Terahertz Technologies Market Size and Share

Terahertz Technologies Market Analysis by Mordor Intelligence
The terahertz technologies market size was valued at USD 0.78 billion in 2025 and estimated to grow from USD 0.89 billion in 2026 to reach USD 1.77 billion by 2031, at a CAGR of 14.74% during the forecast period (2026-2031). Strong momentum behind photonic-integrated sources, expanding 6G proof-of-concept backhaul links, and rising healthcare adoption are moving the terahertz technologies market from research labs into high-volume production lines. Component manufacturers have shifted investment toward chip-level assemblies that lower system cost and simplify field deployment, while end users prioritize turnkey platforms that bundle machine-learning analytics with quantum-cascade lasers or photomixing modules. Regulatory support for process analytical technology in pharmaceuticals and aggressive public funding for 6G research consortia further reinforce demand. Competition now centers on reducing cryogenic-cooling overhead, securing design slots in inline quality-control installations, and achieving long-term reliability targets that match those of incumbent optical and microwave solutions.
Key Report Takeaways
- By application category, communication systems led with 42.36% of the terahertz technologies market share in 2025, whereas terahertz imaging systems are forecast to advance at a 15.32% CAGR through 2031.
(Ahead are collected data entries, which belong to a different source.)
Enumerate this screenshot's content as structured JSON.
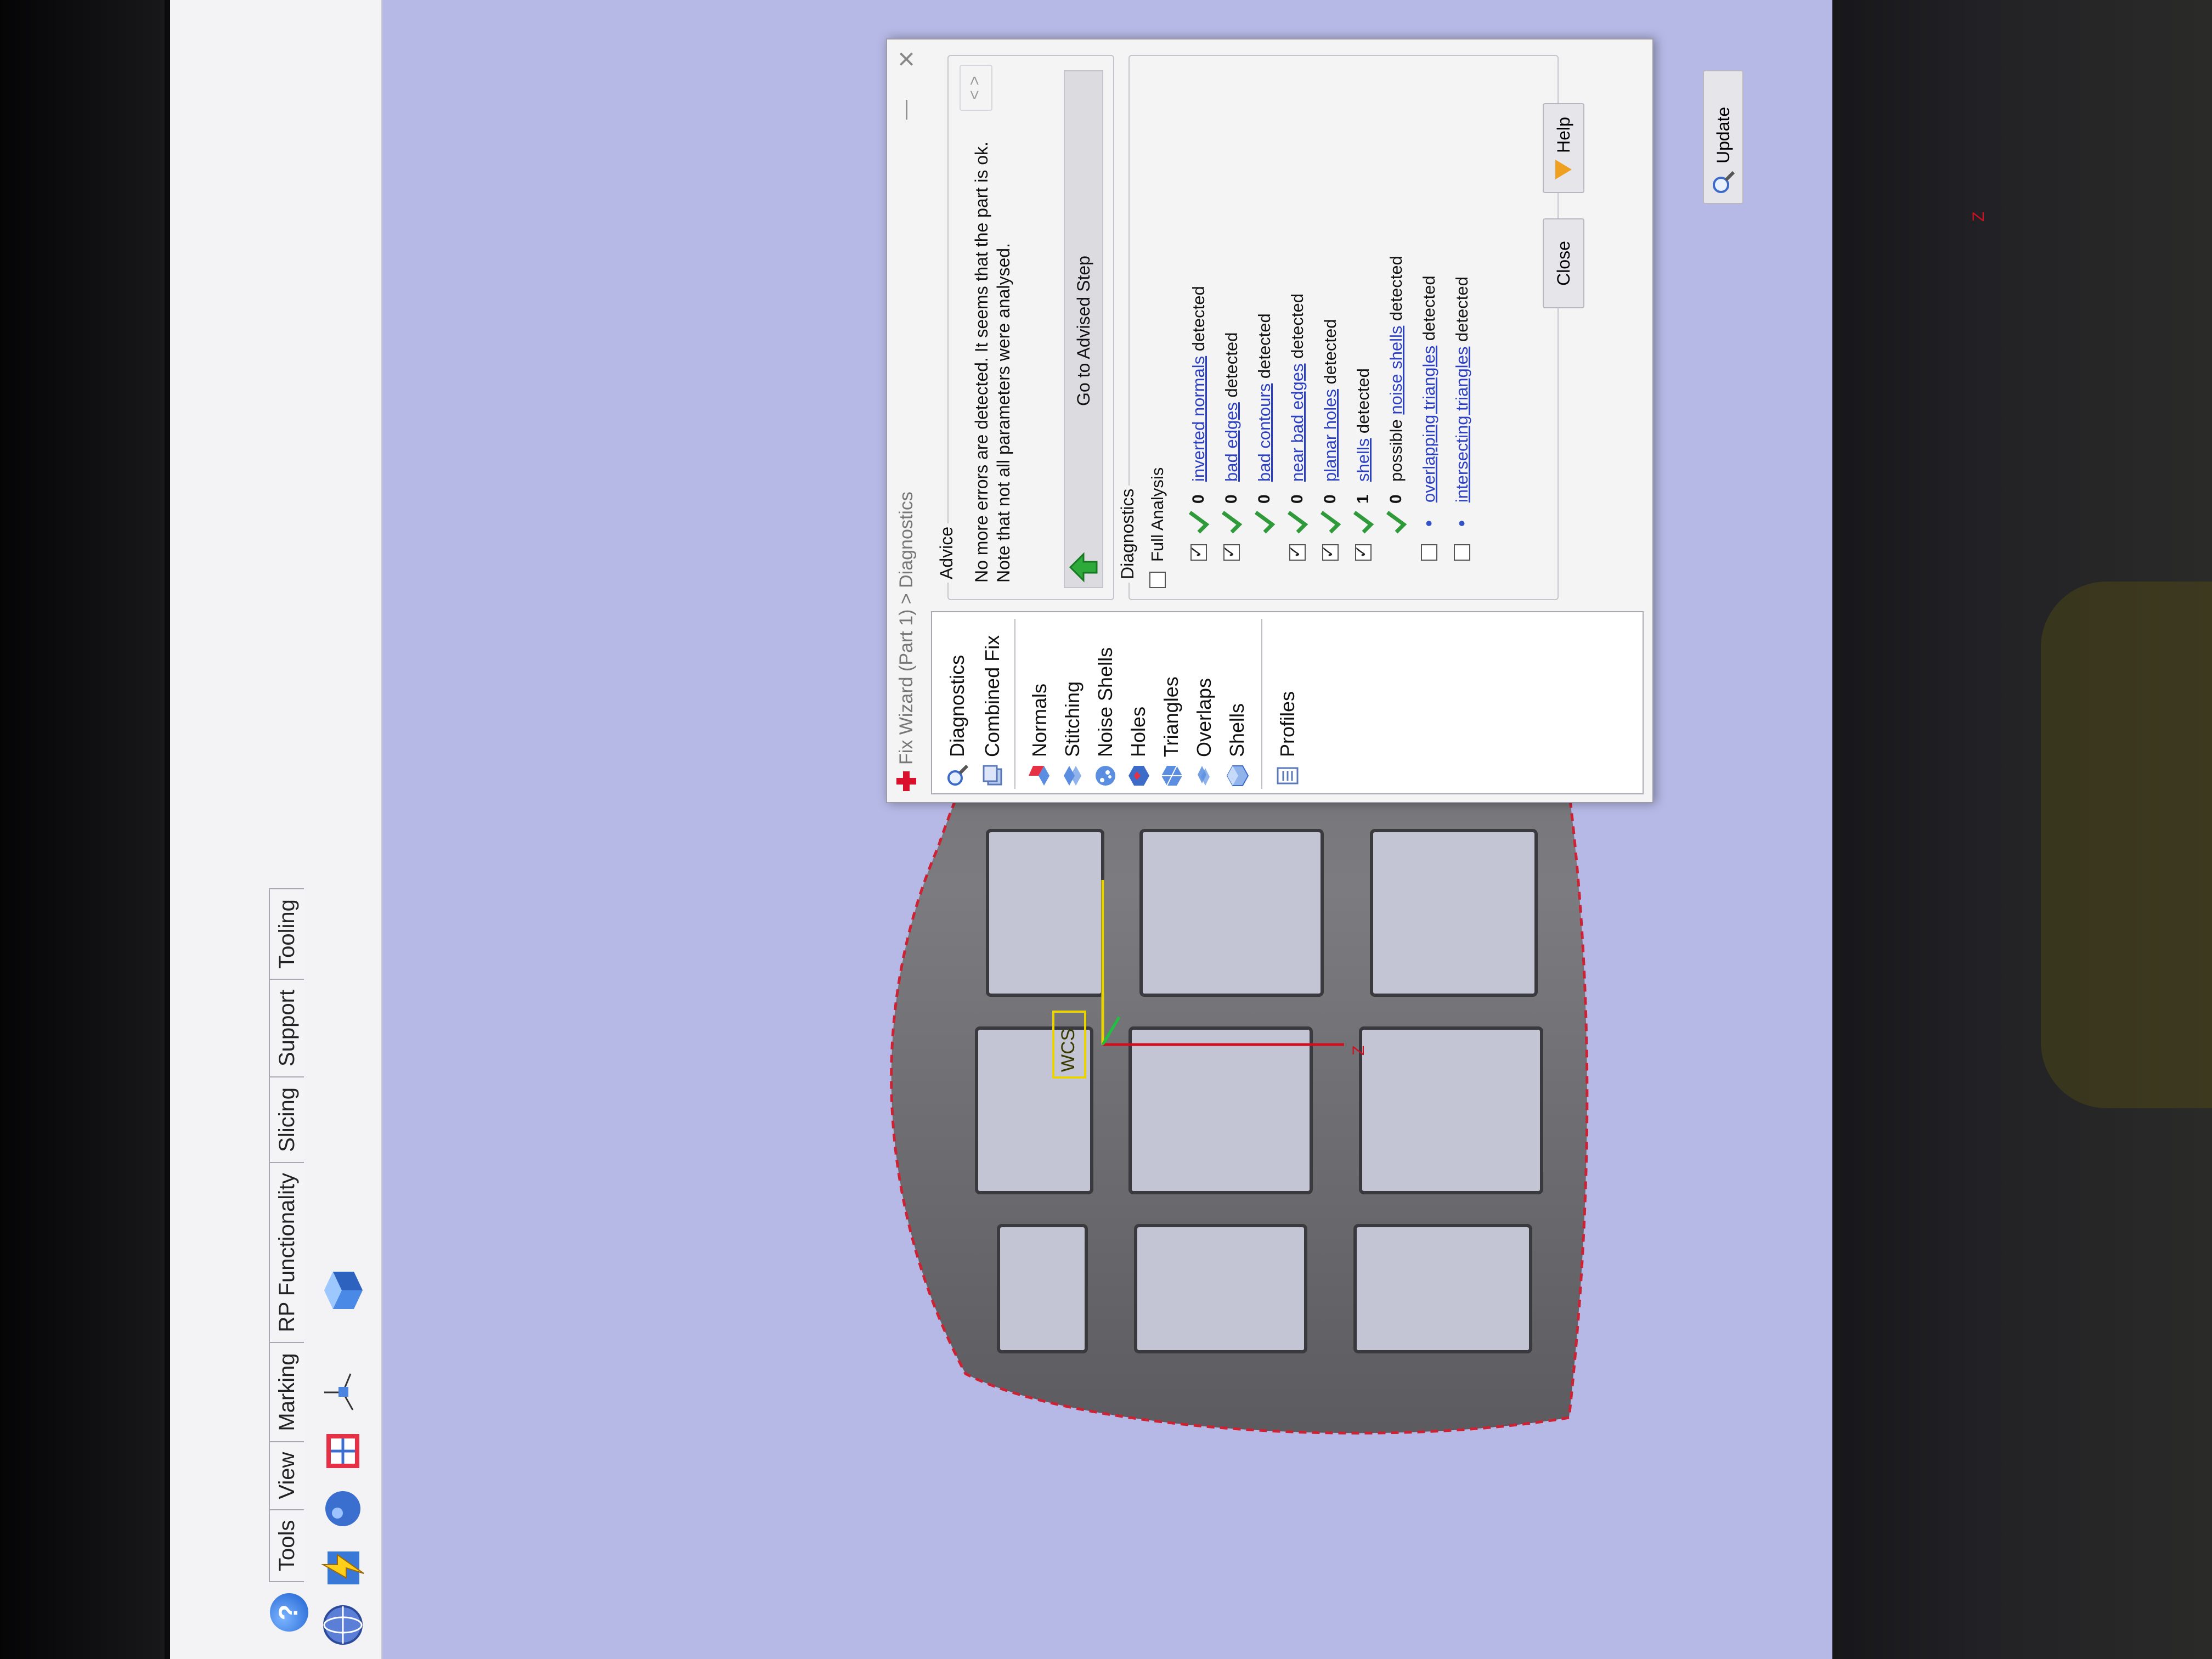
{
  "app": {
    "tabs": [
      {
        "label": "Tools"
      },
      {
        "label": "View"
      },
      {
        "label": "Marking"
      },
      {
        "label": "RP Functionality"
      },
      {
        "label": "Slicing"
      },
      {
        "label": "Support"
      },
      {
        "label": "Tooling"
      }
    ],
    "toolbar_icons": [
      "help-icon",
      "sphere-icon",
      "lightning-icon",
      "axes-icon",
      "box-icon"
    ]
  },
  "viewport": {
    "origin_label": "WCS",
    "axis_labels": {
      "z": "Z",
      "x": "X"
    }
  },
  "dialog": {
    "title": "Fix Wizard (Part 1) > Diagnostics",
    "close_glyph": "×",
    "minimize_glyph": "—",
    "nav": {
      "top_items": [
        {
          "label": "Diagnostics",
          "icon": "magnifier-icon"
        },
        {
          "label": "Combined Fix",
          "icon": "stack-icon"
        }
      ],
      "fix_items": [
        {
          "label": "Normals",
          "icon": "normals-icon"
        },
        {
          "label": "Stitching",
          "icon": "stitching-icon"
        },
        {
          "label": "Noise Shells",
          "icon": "noise-shells-icon"
        },
        {
          "label": "Holes",
          "icon": "holes-icon"
        },
        {
          "label": "Triangles",
          "icon": "triangles-icon"
        },
        {
          "label": "Overlaps",
          "icon": "overlaps-icon"
        },
        {
          "label": "Shells",
          "icon": "shells-icon"
        }
      ],
      "bottom_items": [
        {
          "label": "Profiles",
          "icon": "profiles-icon"
        }
      ]
    },
    "advice": {
      "group_label": "Advice",
      "text": "No more errors are detected. It seems that the part is ok. Note that not all parameters were analysed.",
      "pager": "< >",
      "advised_step_label": "Go to Advised Step"
    },
    "diagnostics": {
      "group_label": "Diagnostics",
      "full_analysis_label": "Full Analysis",
      "full_analysis_checked": false,
      "rows": [
        {
          "checked": true,
          "status": "ok",
          "count": "0",
          "prefix": "",
          "link": "inverted normals",
          "suffix": " detected"
        },
        {
          "checked": true,
          "status": "ok",
          "count": "0",
          "prefix": "",
          "link": "bad edges",
          "suffix": " detected"
        },
        {
          "checked": null,
          "status": "ok",
          "count": "0",
          "prefix": "",
          "link": "bad contours",
          "suffix": " detected"
        },
        {
          "checked": true,
          "status": "ok",
          "count": "0",
          "prefix": "",
          "link": "near bad edges",
          "suffix": " detected"
        },
        {
          "checked": true,
          "status": "ok",
          "count": "0",
          "prefix": "",
          "link": "planar holes",
          "suffix": " detected"
        },
        {
          "checked": true,
          "status": "ok",
          "count": "1",
          "prefix": "",
          "link": "shells",
          "suffix": " detected"
        },
        {
          "checked": null,
          "status": "ok",
          "count": "0",
          "prefix": "possible ",
          "link": "noise shells",
          "suffix": " detected"
        },
        {
          "checked": false,
          "status": "none",
          "count": "•",
          "prefix": "",
          "link": "overlapping triangles",
          "suffix": " detected"
        },
        {
          "checked": false,
          "status": "none",
          "count": "•",
          "prefix": "",
          "link": "intersecting triangles",
          "suffix": " detected"
        }
      ]
    },
    "buttons": {
      "update": "Update",
      "close": "Close",
      "help": "Help"
    }
  },
  "colors": {
    "viewport_bg": "#b6b9e6",
    "model_gray": "#6e6e72",
    "ok_green": "#2e9a3a",
    "link_blue": "#2b3fc4",
    "brand_red": "#d9112a"
  }
}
- By frequency range, mid-frequency platforms held 47.93% terahertz technologies market share in 2025 and are projected to grow at a 15.37% CAGR between 2026-2031.
- By end user, telecommunications accounted for 29.74% of 2025 revenue, while healthcare applications are poised to expand at a 16.11% CAGR through 2031.
- By component type, terahertz sources accounted for 34.59% of spending in 2025; systems and software are expected to post a 15.56% CAGR during 2026-2031.
- By geography, Asia-Pacific accounted for 38.23% of 2025 revenue and is set to grow at a 15.79% CAGR, outpacing all other regions.
Note: Market size and forecast figures in this report are generated using Mordor Intelligence’s proprietary estimation framework, updated with the latest available data and insights as of January 2026.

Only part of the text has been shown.